Sunday, March 3, 2013

Where everybody knows your screen name

As someone who has been playing videogames for seemingly his entire life, Pramod Nayar’s thoughts on the videogaming cyberculture really got me thinking about the role it has played in my gaming experiences. Personally, I’ve found that gaming, especially online gaming, has the capacity to foster communities where like-minded individuals can communicate and develop relationships, but at the same time the anonymity of gaming can lead to communication and behavior to almost devolve to levels which we wouldn’t see often in “real” life.

Two researchers, Constance Steinkuehler and Dmitri Williams, have found that MMOs (massively multiplayer online video games) have the capacity to serve as a virtual counterpart to real life locales where communication and relationship-building takes place. According to their research, “They even liken playing such games as "Asheron's Call" and "Lineage" to dropping in at "Cheers," the fictional TV bar "where everybody knows your name." "By providing places for social interaction and relationships beyond the workplace and home, MMOs have the capacity to function much like the hangouts of old," they said. And they take it one step further by suggesting that the lack of real-world hangouts "is what is driving the MMO phenomenon" in the first place. The new conceptual study was published in early August in the Journal of Computer-Mediated Communication under the title.”

They, along with other researchers, further explain how video games can serve as a locale where individuals can work on their social skills and use them to form communities and relationships such as ones established outside of video games. However, we must also be aware of the flip side of this reality and acknowledge another one: that online video games allow for individuals to act out in behaviors not casually seen in society outside of video games.

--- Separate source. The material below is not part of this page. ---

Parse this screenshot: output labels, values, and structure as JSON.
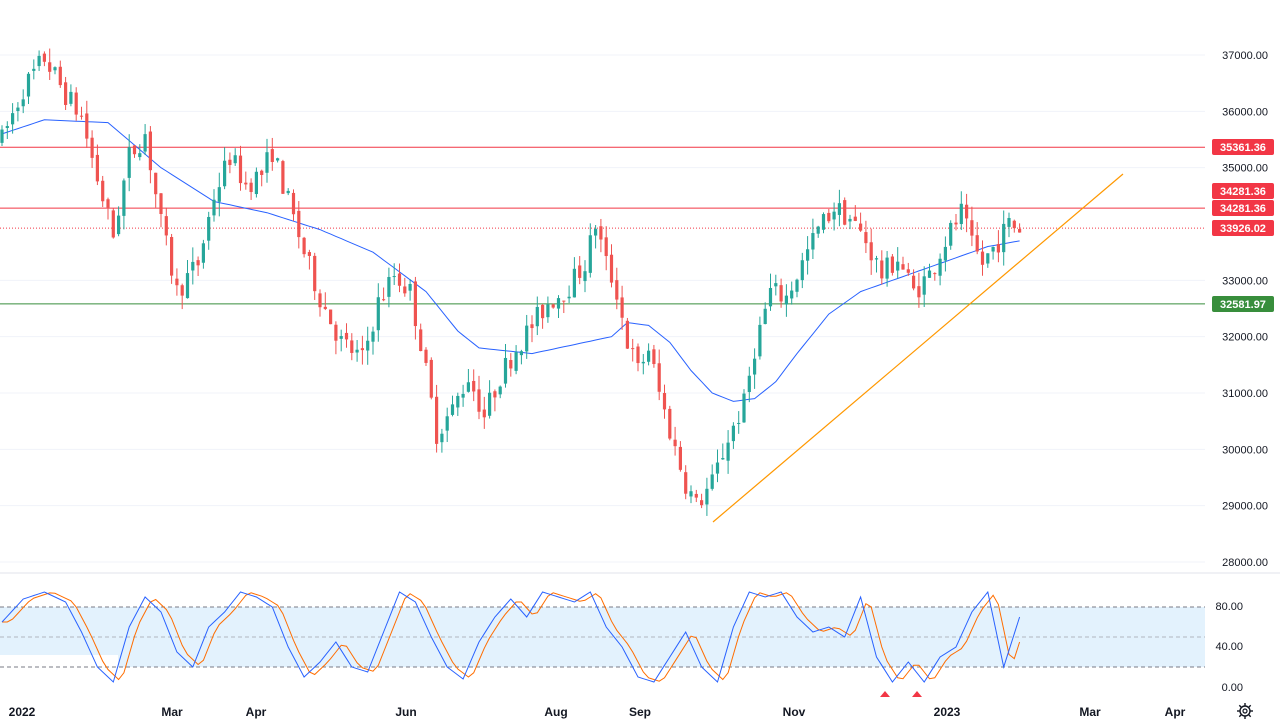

Take the enormously popular online game League of Legends. This game, played by millions across the world, has come under fire for years for its incredibly toxic community. Players often have to deal with individuals who harass and verbally abuse others when things do not go their way during the game. Contrast this to a work project which relies on a team to get things done. In this setting, the teammates would not verbally abuse each other directly as they do in League of Legends, but would rather work together and constructively offer advice in order to complete the task at hand. Online video games allow user to create virtual identities which are free from punishment when communication takes a dark turn. While these realities do offer the possibility of building a nurturing community and relationships, they can also be the home of abusive behavior which goes relatively unchecked.